Due to my involvement with the EaSiE project I have reevaluated the way I teach. I find that since I am more streamlined in my method, my students are able do more independent thinking. I have noticed my students are better able to think through a problem with simple prompts or reminders. Students are more facile with data and have a greater appreciation for the importance of using data to the support conclusions they wish to make. I now have my students make connections on a big wall size “systems connection” poster. Every time students makes a connection from one unit to another they draw a line linking the two units and write down the connection they made on the line. By the end of the year my students can see the giant messy web they created and how involved all the sciences are with one another.

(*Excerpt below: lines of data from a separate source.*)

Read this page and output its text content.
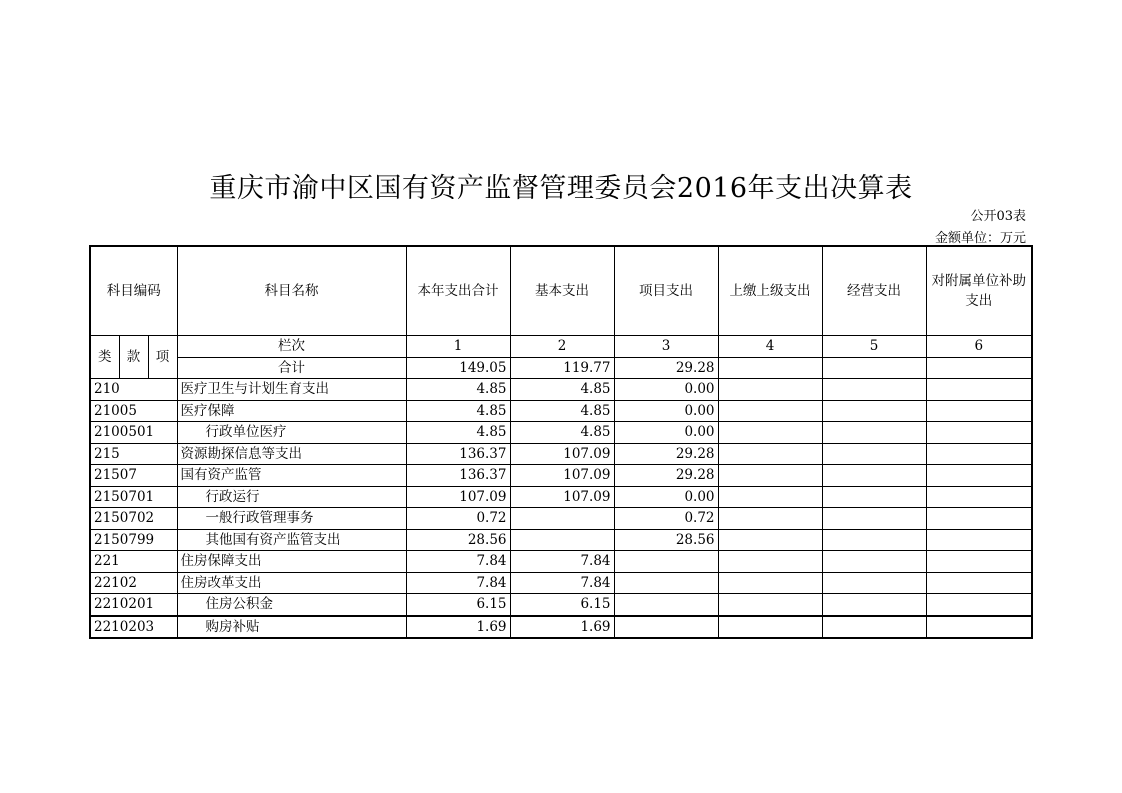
重庆市渝中区国有资产监督管理委员会2016年支出决算表
公开03表
金额单位：万元
科目编码			科目名称	本年支出合计	基本支出	项目支出	上缴上级支出	经营支出	对附属单位补助支出
类	款	项	栏次	1	2	3	4	5	6
			合计	149.05	119.77	29.28			
210			医疗卫生与计划生育支出	4.85	4.85	0.00			
21005			医疗保障	4.85	4.85	0.00			
2100501			行政单位医疗	4.85	4.85	0.00			
215			资源勘探信息等支出	136.37	107.09	29.28			
21507			国有资产监管	136.37	107.09	29.28			
2150701			行政运行	107.09	107.09	0.00			
2150702			一般行政管理事务	0.72		0.72			
2150799			其他国有资产监管支出	28.56		28.56			
221			住房保障支出	7.84	7.84				
22102			住房改革支出	7.84	7.84				
2210201			住房公积金	6.15	6.15				
2210203			购房补贴	1.69	1.69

Due to the success of the introductory systems lessons in my classroom, both seventh and eighth grade science classrooms at NMS will start out the year using variations of the systems lessons established during the EaSiE project. We are working on creating a science department that makes fewer distinctions between what is seventh and what is eighth grade curriculum. The ability to see the whole while teaching the parts is a professional standard we are working toward. The EaSiE project has given me a greater voice in this process.
Keeley, P. (2005). Science curriculum topic study: Bridging the gap between standards and practice. Thousand Oaks CA: Corwin Press.